In the world of financial jargon the two widely used terms “risk-on” and “risk off'' refer to the level of risk that investors are willing to stomach during the period referenced. In a “risk-on” market, investors are optimistic about the future and more willing to buy risky assets. In a “risk-off” market investors start to ‘play it safe’ because they are worried about the future, and therefore buy less risky assets that are more certain of bringing a return, even if it is relatively modest.

Typically, during periods of “risk-on”, stock markets will rise, most commodities – except Gold – will also gain in value, since they benefit from a positive growth outlook. The currencies of nations that are heavy commodity exporters strengthen because of increased demand, and Cryptocurrencies rise. In a “risk-off” market, Bonds go up – especially major government Bonds – Gold shines, and safe-haven currencies such as the Japanese Yen, Swiss Franc and US Dollar all benefit.

The Australian Dollar (AUD), the Canadian Dollar (CAD), the New Zealand Dollar (NZD) and minor FX like the Ruble (RUB) and the South African Rand (ZAR), all tend to rise in markets that are “risk-on”. This is because the economies of these currencies are heavily reliant on commodity exports for growth, and commodities tend to rise in price during risk-on periods. This is because investors foresee greater demand for raw materials in the future due to heightened economic activity.
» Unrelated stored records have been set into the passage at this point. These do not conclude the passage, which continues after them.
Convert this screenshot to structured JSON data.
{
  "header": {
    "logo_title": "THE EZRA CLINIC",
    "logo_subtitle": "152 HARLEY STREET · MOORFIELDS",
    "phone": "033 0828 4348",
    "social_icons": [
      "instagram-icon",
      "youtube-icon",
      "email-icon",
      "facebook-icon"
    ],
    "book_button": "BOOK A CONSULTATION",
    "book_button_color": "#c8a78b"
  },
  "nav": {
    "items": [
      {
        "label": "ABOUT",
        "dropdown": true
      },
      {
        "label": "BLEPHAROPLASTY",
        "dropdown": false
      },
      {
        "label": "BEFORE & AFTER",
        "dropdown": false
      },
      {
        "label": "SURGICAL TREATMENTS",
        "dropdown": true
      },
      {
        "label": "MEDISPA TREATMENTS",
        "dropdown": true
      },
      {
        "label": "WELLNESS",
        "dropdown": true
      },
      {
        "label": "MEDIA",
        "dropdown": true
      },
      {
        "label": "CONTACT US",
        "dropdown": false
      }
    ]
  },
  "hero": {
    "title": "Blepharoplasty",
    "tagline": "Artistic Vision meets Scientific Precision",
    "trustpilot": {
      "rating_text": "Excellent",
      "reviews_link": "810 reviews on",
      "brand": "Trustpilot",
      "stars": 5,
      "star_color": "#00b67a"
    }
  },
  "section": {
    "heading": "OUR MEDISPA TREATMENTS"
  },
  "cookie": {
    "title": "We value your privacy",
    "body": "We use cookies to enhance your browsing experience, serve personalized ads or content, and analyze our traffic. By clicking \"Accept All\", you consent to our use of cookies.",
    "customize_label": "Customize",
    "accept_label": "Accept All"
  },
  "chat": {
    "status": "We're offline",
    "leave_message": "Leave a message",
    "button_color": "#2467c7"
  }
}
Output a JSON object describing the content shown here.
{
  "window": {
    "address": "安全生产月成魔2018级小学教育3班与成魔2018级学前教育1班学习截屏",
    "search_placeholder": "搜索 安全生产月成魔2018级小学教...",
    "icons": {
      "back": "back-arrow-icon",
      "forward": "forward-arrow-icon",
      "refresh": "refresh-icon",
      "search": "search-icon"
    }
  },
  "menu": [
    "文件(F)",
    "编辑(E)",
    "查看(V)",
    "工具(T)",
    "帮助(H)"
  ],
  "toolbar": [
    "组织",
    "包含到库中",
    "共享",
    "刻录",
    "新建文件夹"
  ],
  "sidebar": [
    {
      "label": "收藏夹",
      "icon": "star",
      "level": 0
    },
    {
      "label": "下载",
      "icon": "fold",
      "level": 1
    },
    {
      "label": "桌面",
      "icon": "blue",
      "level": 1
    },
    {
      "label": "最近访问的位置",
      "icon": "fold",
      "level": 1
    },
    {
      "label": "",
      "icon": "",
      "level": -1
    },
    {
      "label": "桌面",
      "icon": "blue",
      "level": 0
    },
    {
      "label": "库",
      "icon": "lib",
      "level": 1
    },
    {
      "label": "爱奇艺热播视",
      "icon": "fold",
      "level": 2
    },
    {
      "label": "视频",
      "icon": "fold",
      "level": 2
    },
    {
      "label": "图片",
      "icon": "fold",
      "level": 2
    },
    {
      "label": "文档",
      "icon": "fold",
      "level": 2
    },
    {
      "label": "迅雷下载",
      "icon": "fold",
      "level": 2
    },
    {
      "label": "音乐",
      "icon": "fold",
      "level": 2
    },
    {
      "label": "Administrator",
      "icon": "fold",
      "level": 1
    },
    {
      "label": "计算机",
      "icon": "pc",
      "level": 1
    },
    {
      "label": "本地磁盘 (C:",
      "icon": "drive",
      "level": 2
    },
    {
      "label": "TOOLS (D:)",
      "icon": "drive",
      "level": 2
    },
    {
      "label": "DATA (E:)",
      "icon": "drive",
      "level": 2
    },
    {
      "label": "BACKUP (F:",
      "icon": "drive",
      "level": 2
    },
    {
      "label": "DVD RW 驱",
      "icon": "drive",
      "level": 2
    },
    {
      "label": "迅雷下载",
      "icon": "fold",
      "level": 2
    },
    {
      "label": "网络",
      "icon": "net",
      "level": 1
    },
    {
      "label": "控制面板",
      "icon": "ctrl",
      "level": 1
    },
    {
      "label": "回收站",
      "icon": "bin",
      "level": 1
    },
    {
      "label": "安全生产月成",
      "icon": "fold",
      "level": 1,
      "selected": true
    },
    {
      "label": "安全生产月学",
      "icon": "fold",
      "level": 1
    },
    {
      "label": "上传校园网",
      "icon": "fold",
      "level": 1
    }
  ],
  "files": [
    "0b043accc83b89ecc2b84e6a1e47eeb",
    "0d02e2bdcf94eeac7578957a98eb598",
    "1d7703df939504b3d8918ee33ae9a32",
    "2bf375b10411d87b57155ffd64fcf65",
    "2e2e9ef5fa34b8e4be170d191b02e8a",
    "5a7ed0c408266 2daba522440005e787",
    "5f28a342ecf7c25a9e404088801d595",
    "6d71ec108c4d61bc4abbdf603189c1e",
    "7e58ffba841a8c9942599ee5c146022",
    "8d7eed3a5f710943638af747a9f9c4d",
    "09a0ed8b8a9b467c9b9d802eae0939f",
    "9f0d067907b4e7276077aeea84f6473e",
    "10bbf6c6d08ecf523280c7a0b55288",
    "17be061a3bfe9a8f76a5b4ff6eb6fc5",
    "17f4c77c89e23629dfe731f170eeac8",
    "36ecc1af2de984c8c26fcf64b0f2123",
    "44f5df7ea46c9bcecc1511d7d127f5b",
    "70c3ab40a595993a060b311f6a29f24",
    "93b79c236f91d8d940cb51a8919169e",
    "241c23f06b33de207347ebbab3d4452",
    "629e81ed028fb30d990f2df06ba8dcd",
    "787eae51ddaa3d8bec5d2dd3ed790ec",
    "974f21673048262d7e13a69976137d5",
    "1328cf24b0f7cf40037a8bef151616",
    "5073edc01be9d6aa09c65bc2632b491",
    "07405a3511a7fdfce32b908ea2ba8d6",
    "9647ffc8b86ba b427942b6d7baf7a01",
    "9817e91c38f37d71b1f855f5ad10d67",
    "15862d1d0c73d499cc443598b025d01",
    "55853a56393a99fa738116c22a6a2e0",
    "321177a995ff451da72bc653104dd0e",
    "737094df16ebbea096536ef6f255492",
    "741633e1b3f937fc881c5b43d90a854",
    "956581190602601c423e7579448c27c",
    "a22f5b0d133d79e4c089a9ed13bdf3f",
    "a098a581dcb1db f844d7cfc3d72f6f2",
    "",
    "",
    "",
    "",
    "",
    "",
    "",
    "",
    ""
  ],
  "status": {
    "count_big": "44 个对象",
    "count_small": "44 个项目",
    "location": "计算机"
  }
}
The major currencies that tend to rise during periods of “risk-off” are the US Dollar (USD), the Japanese Yen (JPY) and the Swiss Franc (CHF). The US Dollar, because it is the world’s reserve currency, and because in times of crisis investors buy US government debt, which is seen as safe because the largest economy in the world is unlikely to default. The Yen, from increased demand for Japanese government bonds, because a high proportion are held by domestic investors who are unlikely to dump them – even in a crisis. The Swiss Franc, because strict Swiss banking laws offer investors enhanced capital protection.